The European Court of Justice (ECJ) on Tuesday ruled that Hungarian LGBTQ+ laws introduced in 2021 violated EU law and values on multiple levels.
The contentious reforms — dubbed “the amending law” in Hungary and introduced under outgoing Prime Minister Viktor Orbán and his Fidesz party — sought to limit children’s access to information about transgender and homosexual issues and to ease public access to the criminal records of sex offenders, among other changes.
Tuesday’s ECJ judgment will put pressure on Hungary’s incoming government led by Peter Magyar, who won a landslide in elections against longstanding PM Orbán earlier this month, to alter or abolish the laws “without delay” or face sanctions from Brussels.
Which laws did the ECJ deem to be broken?
The court sided with all the complaints the European Commission had lodged against the law. This amounted to a breach or breaches of a series of fundamental laws or principles:
– EU rules guaranteeing the freedom to provide or receive services, in this case information or promotion pertaining to homosexuality or gender variance.
– Protections of several fundamental rights, including the prohibition of discrimination based on sex or sexual orientation, respect for private and family life, and freedom of expression.
– The right to human dignity enshrined in Article 2 of the Treaty on European Union — a principle the court had not previously found a member state to have violated.
– Data protection standards under the EU’s General Data Protection Regulation (GDPR), in this case by making criminal records of sex offenders publicly available in a way the court deemed too imprecise and poorly restricted.
Why did the ECJ deem the law breached free provision and reception of services?
Hungary had justified the new laws largely on the basis of protecting children. The ECJ acknowledged that member states have a degree of autonomy, “in the absence of harmonising rules at EU level,” to decide what content, including audiovisual material, may impair the physical, mental or moral development of minors.
The court also recognised that countries may safeguard parents’ right to ensure the education and teaching of their children in conformity with their religious, philosophical and pedagogical convictions.
However, those rights must be balanced with the prohibition on discrimination based on sex or sexual orientation guaranteed by Article 21 of the EU Charter of Fundamental Rights.
The ECJ found the discriminatory element in the law’s criterion that any “portrayal or promotion of deviation from the self‑identity corresponding to the sex assigned at birth, of gender reassignment, or of homosexuality … whatever its specific content, is such as to be detrimental to the best interests of the child.”
The court said that approach “reveals a preference for certain identities and sexual orientations to the detriment of others, which are stigmatized as a result, which is incompatible with the requirements flowing, in a society in which pluralism prevails, from the prohibition on discrimination based on sex or sexual orientation.”
Why did the ECJ deem the law breached fundamental rights and respect for human dignity?

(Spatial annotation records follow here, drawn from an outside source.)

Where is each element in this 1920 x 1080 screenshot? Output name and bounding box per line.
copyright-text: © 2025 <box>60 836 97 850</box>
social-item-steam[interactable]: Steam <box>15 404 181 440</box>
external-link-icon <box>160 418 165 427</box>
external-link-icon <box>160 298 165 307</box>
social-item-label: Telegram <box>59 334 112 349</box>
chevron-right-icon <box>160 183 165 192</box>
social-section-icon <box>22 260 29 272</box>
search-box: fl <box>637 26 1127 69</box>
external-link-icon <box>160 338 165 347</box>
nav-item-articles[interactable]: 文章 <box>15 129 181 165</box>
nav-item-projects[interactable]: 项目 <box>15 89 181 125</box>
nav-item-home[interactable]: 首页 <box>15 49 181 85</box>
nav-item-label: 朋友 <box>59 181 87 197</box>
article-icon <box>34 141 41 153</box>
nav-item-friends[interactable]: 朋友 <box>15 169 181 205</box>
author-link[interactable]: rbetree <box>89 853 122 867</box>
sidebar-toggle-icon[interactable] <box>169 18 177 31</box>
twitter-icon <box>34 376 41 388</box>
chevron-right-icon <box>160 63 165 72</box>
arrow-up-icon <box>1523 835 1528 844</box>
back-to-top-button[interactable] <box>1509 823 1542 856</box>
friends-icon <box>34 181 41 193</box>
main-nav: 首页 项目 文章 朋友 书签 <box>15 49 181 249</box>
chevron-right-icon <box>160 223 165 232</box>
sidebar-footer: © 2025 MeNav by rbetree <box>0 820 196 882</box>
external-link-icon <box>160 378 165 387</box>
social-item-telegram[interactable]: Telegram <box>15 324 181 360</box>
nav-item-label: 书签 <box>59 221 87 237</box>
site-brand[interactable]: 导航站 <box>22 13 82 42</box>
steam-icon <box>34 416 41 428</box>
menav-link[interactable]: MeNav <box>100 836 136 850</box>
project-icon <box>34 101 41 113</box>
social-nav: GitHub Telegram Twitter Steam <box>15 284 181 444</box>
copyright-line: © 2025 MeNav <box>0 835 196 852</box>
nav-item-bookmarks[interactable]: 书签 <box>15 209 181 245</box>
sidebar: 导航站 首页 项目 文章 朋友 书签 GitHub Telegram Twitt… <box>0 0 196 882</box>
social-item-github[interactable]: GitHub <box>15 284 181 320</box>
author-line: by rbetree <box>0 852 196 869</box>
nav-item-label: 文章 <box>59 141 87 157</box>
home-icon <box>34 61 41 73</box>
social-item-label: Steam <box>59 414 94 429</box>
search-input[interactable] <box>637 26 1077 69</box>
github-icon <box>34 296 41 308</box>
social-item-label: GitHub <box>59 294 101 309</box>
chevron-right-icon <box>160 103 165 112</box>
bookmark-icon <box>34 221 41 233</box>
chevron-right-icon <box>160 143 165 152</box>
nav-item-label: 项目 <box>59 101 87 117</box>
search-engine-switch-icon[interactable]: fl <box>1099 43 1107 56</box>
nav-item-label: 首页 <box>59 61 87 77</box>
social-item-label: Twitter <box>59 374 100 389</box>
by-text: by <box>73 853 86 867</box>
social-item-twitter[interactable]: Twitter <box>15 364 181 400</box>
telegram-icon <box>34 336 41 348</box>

The court found the law incompatible with the ban on discrimination against people based on sex or sexual identity.
“In particular, the Hungarian legislation at issue stigmatises and marginalizes non‑cisgender persons – including transgender persons – or non‑heterosexual persons as being detrimental to the physical, mental and moral development of minors solely on the basis of their gender identity or sexual orientation,” the court said.
It also held that the law’s title associated those persons with individuals convicted of pedophilia, a link the court said was designed “to increase the stigmatization of the former and to encourage hateful conduct towards them.”
By treating a group of people as a threat to society “solely on the basis of their gender identity or sexual orientation” and by establishing, maintaining or reinforcing their social “invisibility,” the law infringed their right to human dignity, the ECJ found.
This is the first time the court has found a member state to be in breach of Article 2 of the Treaty on European Union, which guarantees “values of respect for human dignity, freedom, democracy, equality, the rule of law and respect for human rights, including the rights of persons belonging to minorities.”
“Hungary cannot validly rely on its national identity as justification for adopting a law which is in breach of the values referred to above,” the court added.
Why did the ECJ deem the law breached data protection standards?
The ECJ also found that rules making sex offenders’ personal information publicly available did not conform with the GDPR.
“Although such access may be lawful in certain circumstances, the Court finds, in essence, that the Hungarian legislation does not provide a sufficiently precise definition either of the persons authorized to access criminal records data or of the substantive conditions for access necessary to offer appropriate safeguards for the rights and freedoms of the persons whose data are concerned,” the court said.
Consequences
Failure to comply with ECJ rulings of this nature typically requires revocation or alteration of the laws to the court’s satisfaction and can lead to financial penalties and other sanctions.